At his first spring training, Fielder said Jenkins told the youngsters why he had stayed.
"He told us, 'You guys are going to be the addition, I'm just going to be here just to be the glue to keep us together,"' Fielder said. "It was pretty funny, and we just stuck with it."
Seven of the Brewers' nine opening day starters came up through the farm system, including Sheets. Add in a third-year owner, investment banker Mark Attanasio, who provided another $15 million to help sign Hall to an extension and add starter Jeff Suppan, and the Brewers' payroll is now $72 million. No team that spent less than $60 million last year had a winning record.

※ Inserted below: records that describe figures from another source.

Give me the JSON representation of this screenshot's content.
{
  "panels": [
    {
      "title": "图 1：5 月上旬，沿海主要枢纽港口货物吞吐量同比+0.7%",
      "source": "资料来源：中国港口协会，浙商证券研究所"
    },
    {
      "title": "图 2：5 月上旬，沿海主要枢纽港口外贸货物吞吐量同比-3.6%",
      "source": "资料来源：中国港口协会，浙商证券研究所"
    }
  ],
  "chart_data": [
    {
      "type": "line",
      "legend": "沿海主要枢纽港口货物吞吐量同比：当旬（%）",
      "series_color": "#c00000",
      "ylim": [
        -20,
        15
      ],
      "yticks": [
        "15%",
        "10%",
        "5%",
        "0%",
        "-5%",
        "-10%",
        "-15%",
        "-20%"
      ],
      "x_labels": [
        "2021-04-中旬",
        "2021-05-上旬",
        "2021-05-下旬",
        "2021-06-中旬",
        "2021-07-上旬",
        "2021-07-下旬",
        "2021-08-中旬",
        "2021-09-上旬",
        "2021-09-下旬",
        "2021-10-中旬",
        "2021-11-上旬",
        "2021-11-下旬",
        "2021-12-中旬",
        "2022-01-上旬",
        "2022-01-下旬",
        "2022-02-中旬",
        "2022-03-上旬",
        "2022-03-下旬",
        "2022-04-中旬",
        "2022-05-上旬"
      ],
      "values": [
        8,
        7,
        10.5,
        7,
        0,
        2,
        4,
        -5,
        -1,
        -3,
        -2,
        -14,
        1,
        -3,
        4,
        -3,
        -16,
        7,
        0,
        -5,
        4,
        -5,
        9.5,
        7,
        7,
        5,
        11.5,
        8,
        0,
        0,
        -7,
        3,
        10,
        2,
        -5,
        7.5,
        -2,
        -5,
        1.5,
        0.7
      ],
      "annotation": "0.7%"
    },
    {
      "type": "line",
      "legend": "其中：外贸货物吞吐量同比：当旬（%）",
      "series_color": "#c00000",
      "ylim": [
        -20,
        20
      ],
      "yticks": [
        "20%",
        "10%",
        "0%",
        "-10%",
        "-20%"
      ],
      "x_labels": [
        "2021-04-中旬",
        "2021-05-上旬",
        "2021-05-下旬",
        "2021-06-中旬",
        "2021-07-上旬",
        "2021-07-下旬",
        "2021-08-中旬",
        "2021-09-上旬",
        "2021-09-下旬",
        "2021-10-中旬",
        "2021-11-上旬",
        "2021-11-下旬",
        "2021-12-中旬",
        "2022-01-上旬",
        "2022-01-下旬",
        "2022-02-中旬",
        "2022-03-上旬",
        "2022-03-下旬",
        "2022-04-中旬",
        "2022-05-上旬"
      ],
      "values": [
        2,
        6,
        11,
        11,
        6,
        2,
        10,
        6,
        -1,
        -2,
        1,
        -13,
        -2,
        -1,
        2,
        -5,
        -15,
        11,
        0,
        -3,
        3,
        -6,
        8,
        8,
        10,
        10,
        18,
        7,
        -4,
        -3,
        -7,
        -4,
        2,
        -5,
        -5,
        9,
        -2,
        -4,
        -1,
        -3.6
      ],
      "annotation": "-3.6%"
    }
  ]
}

Former All-Star closer and current setup man Derrick Turnbow said it's about more than money, a measure in which Milwaukee never will compete against some of the other major league teams.
"If it was strictly based on payroll and superstars, the Yankees would be winning it every year. That's just not the way it works out. Every team has a chance to win it," Turnbow said.
Melvin's track record for trades has been outstanding. He acquired starters Capuano, Dave Bush and Claudio Vargas in offseason deals, and obtained Cordero from Texas for Carlos Lee.
Yost acknowledges he loves the famous "ball and glove" caps donned back in 1982, and again this season on retro Fridays. But he prefers to look forward instead of back a quarter-century.
"There's a part of me that wants to take our current logo and do something special with that, too," he said.